What Corneal Dellen Is and How It Develops
Corneal dellen is a disorder of tear film stability and localized moisture loss, not a primary loss of corneal layers. The condition develops when a localized elevation on the adjacent surface of the eye causes a disruption in the distribution of the tear film. This break permits rapid, localized evaporation, which leads to dehydration of the underlying corneal stroma. The stroma, which makes up the majority of the cornea’s thickness, shrinks as it loses water content, creating the thinned, depressed area.
The epithelium, the outermost layer of the cornea, typically remains intact over this dehydrated area. Because the epithelium is usually undamaged, the condition is referred to as a thinning rather than an ulceration. Patients frequently experience symptoms such as a foreign body sensation or persistent ocular irritation. Mild, localized redness, known as hyperemia, may surround the affected area, and some report slight discomfort or sensitivity to light. Diagnosis is clinical, often based on the distinctive saucer-shaped depression observed on the corneal surface.
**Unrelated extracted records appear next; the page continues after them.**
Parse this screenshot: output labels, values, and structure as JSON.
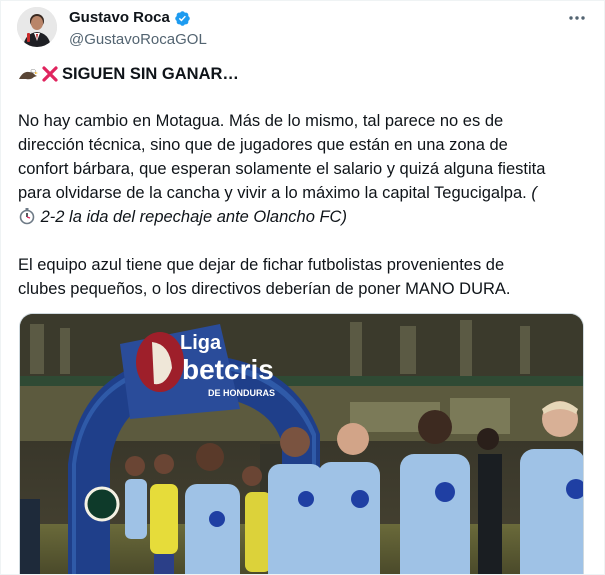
{
  "author": {
    "display_name": "Gustavo Roca",
    "handle": "@GustavoRocaGOL",
    "verified_color": "#1d9bf0"
  },
  "tweet": {
    "headline": "SIGUEN SIN GANAR…",
    "headline_icons": [
      "eagle-icon",
      "red-x-icon"
    ],
    "p1_lines": [
      "No hay cambio en Motagua. Más de lo mismo, tal parece no es de",
      "dirección técnica, sino que de jugadores que están en una zona de",
      "confort bárbara, que esperan solamente el salario y quizá alguna fiestita",
      "para olvidarse de la cancha y vivir a lo máximo la capital Tegucigalpa."
    ],
    "p1_italic_open": "(",
    "p1_italic_rest": "2-2 la ida del repechaje ante Olancho FC)",
    "p1_italic_icon": "stopwatch-icon",
    "p2_lines": [
      "El equipo azul tiene que dejar de fichar futbolistas provenientes de",
      "clubes pequeños, o los directivos deberían de poner MANO DURA."
    ]
  },
  "media": {
    "arch_text_top": "Liga",
    "arch_text_brand": "betcris",
    "arch_text_sub": "DE HONDURAS",
    "jersey_color": "#9fc2e6",
    "arch_color": "#1f3f8a"
  },
  "colors": {
    "text": "#0f1419",
    "secondary": "#536471",
    "accent": "#1d9bf0",
    "x_red": "#e0245e"
  }
}
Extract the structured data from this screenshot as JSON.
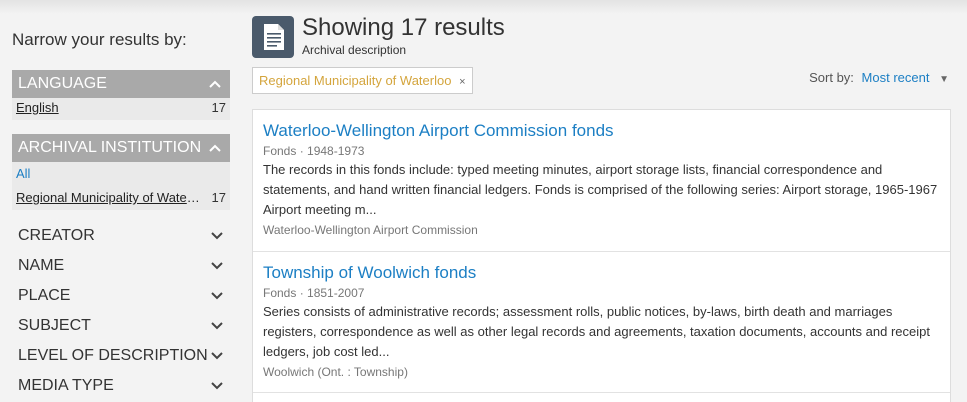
{
  "sidebar": {
    "title": "Narrow your results by:",
    "language": {
      "header": "LANGUAGE",
      "items": [
        {
          "label": "English",
          "count": "17"
        }
      ]
    },
    "institution": {
      "header": "ARCHIVAL INSTITUTION",
      "all_label": "All",
      "items": [
        {
          "label": "Regional Municipality of Waterloo",
          "count": "17"
        }
      ]
    },
    "collapsed": [
      "CREATOR",
      "NAME",
      "PLACE",
      "SUBJECT",
      "LEVEL OF DESCRIPTION",
      "MEDIA TYPE"
    ]
  },
  "main": {
    "heading": "Showing 17 results",
    "subheading": "Archival description",
    "filter_tag": "Regional Municipality of Waterloo",
    "filter_remove": "×",
    "sort_label": "Sort by:",
    "sort_value": "Most recent"
  },
  "results": [
    {
      "title": "Waterloo-Wellington Airport Commission fonds",
      "level": "Fonds",
      "dates": "1948-1973",
      "description": "The records in this fonds include: typed meeting minutes, airport storage lists, financial correspondence and statements, and hand written financial ledgers. Fonds is comprised of the following series: Airport storage, 1965-1967 Airport meeting m...",
      "creator": "Waterloo-Wellington Airport Commission"
    },
    {
      "title": "Township of Woolwich fonds",
      "level": "Fonds",
      "dates": "1851-2007",
      "description": "Series consists of administrative records; assessment rolls, public notices, by-laws, birth death and marriages registers, correspondence as well as other legal records and agreements, taxation documents, accounts and receipt ledgers, job cost led...",
      "creator": "Woolwich (Ont. : Township)"
    }
  ],
  "icons": {
    "facet_expanded": "chevron-up-icon",
    "facet_collapsed": "chevron-down-icon",
    "description": "document-icon",
    "sort": "caret-down-icon"
  },
  "colors": {
    "link": "#1c7fc4",
    "facet_header": "#a9a9a9",
    "filter_tag_text": "#d4a53d",
    "doc_icon_bg": "#4a5a6b"
  }
}
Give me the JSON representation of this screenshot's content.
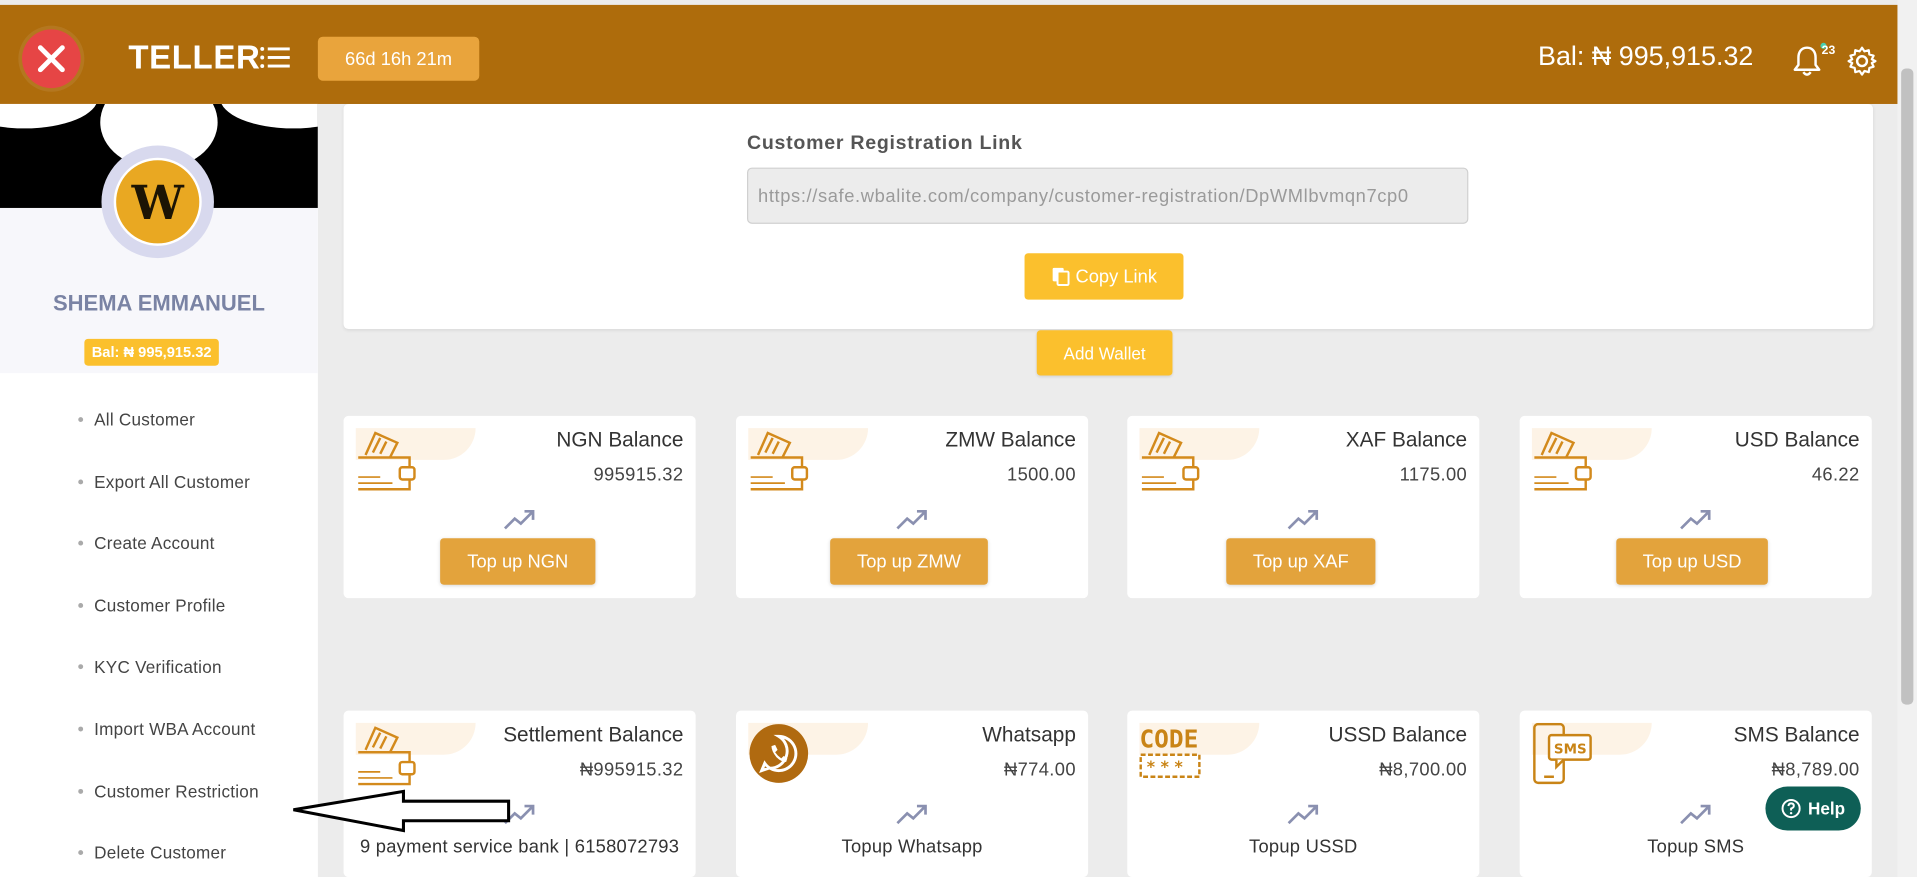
{
  "header": {
    "brand": "TELLER",
    "timer": "66d 16h 21m",
    "balance": "Bal: ₦ 995,915.32",
    "notification_count": "23"
  },
  "profile": {
    "avatar_letter": "W",
    "name": "SHEMA EMMANUEL",
    "balance": "Bal: ₦ 995,915.32"
  },
  "sidebar": {
    "items": [
      {
        "label": "All Customer"
      },
      {
        "label": "Export All Customer"
      },
      {
        "label": "Create Account"
      },
      {
        "label": "Customer Profile"
      },
      {
        "label": "KYC Verification"
      },
      {
        "label": "Import WBA Account"
      },
      {
        "label": "Customer Restriction"
      },
      {
        "label": "Delete Customer"
      }
    ]
  },
  "registration": {
    "label": "Customer Registration Link",
    "link_value": "https://safe.wbalite.com/company/customer-registration/DpWMlbvmqn7cp0",
    "copy_label": "Copy Link"
  },
  "add_wallet_label": "Add Wallet",
  "balances": [
    {
      "title": "NGN Balance",
      "amount": "995915.32",
      "action": "Top up NGN",
      "icon": "wallet-icon"
    },
    {
      "title": "ZMW Balance",
      "amount": "1500.00",
      "action": "Top up ZMW",
      "icon": "wallet-icon"
    },
    {
      "title": "XAF Balance",
      "amount": "1175.00",
      "action": "Top up XAF",
      "icon": "wallet-icon"
    },
    {
      "title": "USD Balance",
      "amount": "46.22",
      "action": "Top up USD",
      "icon": "wallet-icon"
    }
  ],
  "services": [
    {
      "title": "Settlement Balance",
      "amount": "₦995915.32",
      "footer": "9 payment service bank | 6158072793",
      "icon": "wallet-icon"
    },
    {
      "title": "Whatsapp",
      "amount": "₦774.00",
      "footer": "Topup Whatsapp",
      "icon": "whatsapp-icon"
    },
    {
      "title": "USSD Balance",
      "amount": "₦8,700.00",
      "footer": "Topup USSD",
      "icon": "code-icon"
    },
    {
      "title": "SMS Balance",
      "amount": "₦8,789.00",
      "footer": "Topup SMS",
      "icon": "sms-phone-icon"
    }
  ],
  "help_label": "Help",
  "colors": {
    "header": "#ae6c0c",
    "accent": "#fbc02d",
    "topup": "#e3a33c",
    "close": "#e64545",
    "help": "#0e5f56"
  }
}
Identifying the Underlying Causes
The primary mechanism leading to dellen formation is the localized interruption of the tear film, triggered by an adjacent elevated structure on the ocular surface. These elevations physically prevent the eyelid from spreading the tear film smoothly over the area closest to the obstruction. Ocular surface elevations include non-cancerous growths like a pinguecula or a pterygium, which are common masses of tissue near the limbus (the border between the cornea and the sclera). Other causes of elevation involve filtering blebs following glaucoma surgery, localized swelling of the conjunctiva called chemosis, or a suture granuloma.
Post-surgical factors are a frequent cause of dellen, as procedures near the limbus often create temporary or permanent elevations. Following eye surgeries like cataract extraction or pterygium removal, sutures placed near the cornea can cause localized swelling or unevenness. This uneven surface acts as a barrier, causing tears to pool or drain away from the adjacent corneal area. This stagnation and rapid evaporation precipitates the stromal dehydration and subsequent dellen formation.
Treatment Options and Expected Recovery
The objective of dellen treatment is to rehydrate the dehydrated corneal stroma and restore a stable tear film across the entire surface. Conservative management begins with the frequent application of artificial tears, gels, or lubricating ointments. Lubricating ointments are particularly helpful when applied at bedtime, as they provide a prolonged moisturizing barrier during sleep. In some cases, a pressure patch or a bandage contact lens may be applied to physically protect the area and create a moist chamber to encourage rehydration.
Addressing the underlying cause is necessary to prevent recurrence. This may involve removing irritating sutures, managing adjacent inflammatory swelling, or surgically reducing a persistent paralimbal elevation. The prognosis for corneal dellen is excellent when treatment is initiated quickly. The cornea typically rehydrates and returns to its normal contour within a few days to two weeks with conservative measures. Neglected dellen presents a risk of continued thinning, which can progress to corneal ulceration or, in severe cases, perforation of the globe.